If You are visiting such websites, You can set Your preferences in Your web browser to inform websites that You do not want to be tracked. You can enable or disable DNT by visiting the preferences or settings page of Your web browser. If You wish to opt out of the use of Your Personal Data by such third-party websites for interest-based advertising purposes and potential Sales of Your Personal Data, You may do so by following the instructions below. Please note that any opt out is specific to the browser You use. You may need to opt out on every browser that You use.
- Websites. You can opt out of receiving ads that are personalized as served by Service Providers on websites that sell Your Personal Data as defined by the CCPA by following the instructions presented on the following platforms:
The NAI’s opt-out platform: http://www.networkadvertising.org/choices/
The EDAA’s opt-out platform http://www.youronlinechoices.com/
The DAA’s opt-out platform: http://optout.aboutads.info/?c=2
The opt out will place a cookie on Your computer that is unique to the browser You use to opt out. If You change browsers or delete the cookies saved by Your browser, You will need to opt out again.
- Mobile Device. Your mobile Device may give You the ability to opt out of the use of information about the apps You use in order to serve You ads that are targeted to Your interests:
“Limit Ad Tracking” on iOS Devices: https://www.apple.com/privacy/control/
“Opt out of Interest-Based Ads” or “Opt out of Ads Personalization” on Android Devices:
You can also stop the collection of location information from Your mobile Device by changing the preferences on Your mobile Device.
- Policy as Required by CalOPPA. The Service does not respond to Do Not Track signals.
- Your California Privacy Rights (California’s Shine the Light law). Under California Civil Code Section 1798 (California’s Shine the Light law), California residents with an established business relationship with Us may request information once a year about sharing their Personal Data with third parties for the third parties’ direct marketing purposes. If You would like to request more information under the California Shine the Light law, and if You are a California resident, please contact Us using the contact information provided below.
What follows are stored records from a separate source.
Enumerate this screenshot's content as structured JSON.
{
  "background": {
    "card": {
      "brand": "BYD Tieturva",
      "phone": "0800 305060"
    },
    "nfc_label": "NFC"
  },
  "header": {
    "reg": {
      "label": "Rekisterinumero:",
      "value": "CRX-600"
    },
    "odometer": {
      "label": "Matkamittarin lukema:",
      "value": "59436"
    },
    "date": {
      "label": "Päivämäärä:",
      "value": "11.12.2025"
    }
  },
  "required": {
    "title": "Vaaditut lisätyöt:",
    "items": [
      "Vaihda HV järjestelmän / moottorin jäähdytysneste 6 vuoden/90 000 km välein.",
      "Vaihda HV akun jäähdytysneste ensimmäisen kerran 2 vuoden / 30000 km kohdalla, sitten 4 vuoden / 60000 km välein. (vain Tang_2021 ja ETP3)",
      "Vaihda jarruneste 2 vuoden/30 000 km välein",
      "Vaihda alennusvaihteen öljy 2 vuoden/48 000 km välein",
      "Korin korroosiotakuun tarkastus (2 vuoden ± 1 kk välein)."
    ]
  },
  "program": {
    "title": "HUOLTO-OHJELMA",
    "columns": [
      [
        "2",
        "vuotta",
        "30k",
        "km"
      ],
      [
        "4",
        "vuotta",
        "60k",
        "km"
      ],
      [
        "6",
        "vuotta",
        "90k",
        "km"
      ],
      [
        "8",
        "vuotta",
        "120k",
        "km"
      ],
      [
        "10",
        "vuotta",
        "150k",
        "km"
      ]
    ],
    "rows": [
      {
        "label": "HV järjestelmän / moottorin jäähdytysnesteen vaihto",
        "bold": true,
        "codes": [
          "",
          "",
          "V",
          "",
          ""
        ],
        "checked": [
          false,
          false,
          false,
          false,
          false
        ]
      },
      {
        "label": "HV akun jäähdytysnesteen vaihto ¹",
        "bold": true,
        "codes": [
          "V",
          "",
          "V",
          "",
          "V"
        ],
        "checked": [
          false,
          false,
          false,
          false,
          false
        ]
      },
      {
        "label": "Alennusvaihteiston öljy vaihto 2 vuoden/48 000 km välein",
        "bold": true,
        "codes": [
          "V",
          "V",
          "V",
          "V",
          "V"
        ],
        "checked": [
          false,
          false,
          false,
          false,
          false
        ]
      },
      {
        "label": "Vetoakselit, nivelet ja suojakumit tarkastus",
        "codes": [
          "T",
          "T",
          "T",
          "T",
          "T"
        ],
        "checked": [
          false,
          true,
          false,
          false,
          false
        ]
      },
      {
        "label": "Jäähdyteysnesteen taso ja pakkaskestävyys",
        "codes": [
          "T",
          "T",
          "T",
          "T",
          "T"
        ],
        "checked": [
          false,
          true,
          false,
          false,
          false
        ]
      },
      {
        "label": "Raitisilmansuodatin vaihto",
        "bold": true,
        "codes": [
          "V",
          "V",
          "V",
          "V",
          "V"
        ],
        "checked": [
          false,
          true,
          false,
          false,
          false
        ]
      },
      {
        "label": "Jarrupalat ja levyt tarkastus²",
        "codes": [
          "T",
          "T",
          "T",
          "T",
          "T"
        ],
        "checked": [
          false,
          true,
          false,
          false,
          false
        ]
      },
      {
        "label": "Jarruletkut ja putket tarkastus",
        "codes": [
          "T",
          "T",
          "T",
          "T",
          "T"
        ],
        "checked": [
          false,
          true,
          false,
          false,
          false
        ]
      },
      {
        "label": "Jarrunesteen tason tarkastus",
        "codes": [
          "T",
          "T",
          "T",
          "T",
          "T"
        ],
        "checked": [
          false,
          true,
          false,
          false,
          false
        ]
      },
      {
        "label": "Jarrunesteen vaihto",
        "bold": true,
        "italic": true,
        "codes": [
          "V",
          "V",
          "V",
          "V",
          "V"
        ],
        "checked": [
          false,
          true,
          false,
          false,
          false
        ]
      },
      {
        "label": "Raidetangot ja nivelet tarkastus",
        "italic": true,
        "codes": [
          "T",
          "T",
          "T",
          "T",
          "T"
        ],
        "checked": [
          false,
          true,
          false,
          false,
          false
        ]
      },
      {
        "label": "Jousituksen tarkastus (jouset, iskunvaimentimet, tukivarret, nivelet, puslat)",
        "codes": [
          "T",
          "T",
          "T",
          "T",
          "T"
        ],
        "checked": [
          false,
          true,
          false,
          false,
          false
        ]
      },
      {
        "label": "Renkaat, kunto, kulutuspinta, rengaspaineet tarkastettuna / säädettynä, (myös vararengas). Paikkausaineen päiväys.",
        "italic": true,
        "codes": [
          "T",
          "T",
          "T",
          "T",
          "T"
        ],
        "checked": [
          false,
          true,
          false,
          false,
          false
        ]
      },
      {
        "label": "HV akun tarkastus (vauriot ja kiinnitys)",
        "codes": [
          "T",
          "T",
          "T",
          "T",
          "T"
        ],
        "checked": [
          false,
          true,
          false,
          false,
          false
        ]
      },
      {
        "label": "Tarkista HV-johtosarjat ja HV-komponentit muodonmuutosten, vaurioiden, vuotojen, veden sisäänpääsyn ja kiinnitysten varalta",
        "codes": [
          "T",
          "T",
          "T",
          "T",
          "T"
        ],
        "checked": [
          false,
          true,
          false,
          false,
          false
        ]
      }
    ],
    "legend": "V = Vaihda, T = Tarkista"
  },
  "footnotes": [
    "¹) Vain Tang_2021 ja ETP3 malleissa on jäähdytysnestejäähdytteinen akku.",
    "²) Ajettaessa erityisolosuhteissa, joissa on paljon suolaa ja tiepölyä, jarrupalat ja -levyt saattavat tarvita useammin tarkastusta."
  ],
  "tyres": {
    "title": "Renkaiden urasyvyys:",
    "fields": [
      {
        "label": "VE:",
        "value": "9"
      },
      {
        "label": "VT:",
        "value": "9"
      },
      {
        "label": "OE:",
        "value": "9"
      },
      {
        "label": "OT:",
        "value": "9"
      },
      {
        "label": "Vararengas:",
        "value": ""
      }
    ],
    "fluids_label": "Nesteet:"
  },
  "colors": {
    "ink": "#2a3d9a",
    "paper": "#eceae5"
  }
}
- California Privacy Rights for Minor Users (California Business and Professions Code Section 22581). If You are a California resident and a Registered User of the Service has authorized you to create an Account, You may have rights under California Business and Professions Code section 22581, which allows California residents under the age of 18 who are registered users of online sites, services, or applications to request and obtain removal of content or information they have publicly posted. To request removal of such data, please contact Us using the contact information provided below and include the email address associated with Your Account. Your request does not guarantee complete or comprehensive removal of content or information posted online, and the law may not permit or require removal in certain circumstances.
- Children’s Privacy
- Information for Parents. If You are a parent or legal guardian, We want You to know Our policy regarding children’s privacy. We do not believe that We collect information that requires prior parental consent under the Children's Online Privacy Protection Act of 1998 and its rules (collectively, “COPPA”). We believe that children’s privacy is important, however, and We choose to inform You about Our practices for collecting, using, and disclosing this information specifically as they may apply to children under the age of 13.
- Information Collected from Children Under the Age of 13.
- Automatic Information Collection. We use technologies to automatically collect certain information from users when they access and navigate through the Service and use certain of its features. The information We collect through these technologies may include persistent identifiers such as cookies or IP addresses, but We do not collect or store types of persistent identifiers that can track users over time and across websites and services. If a child under the age of 13 submits additional information to Us as described in this Section 15.2, We may combine it with information We collect through these technologies.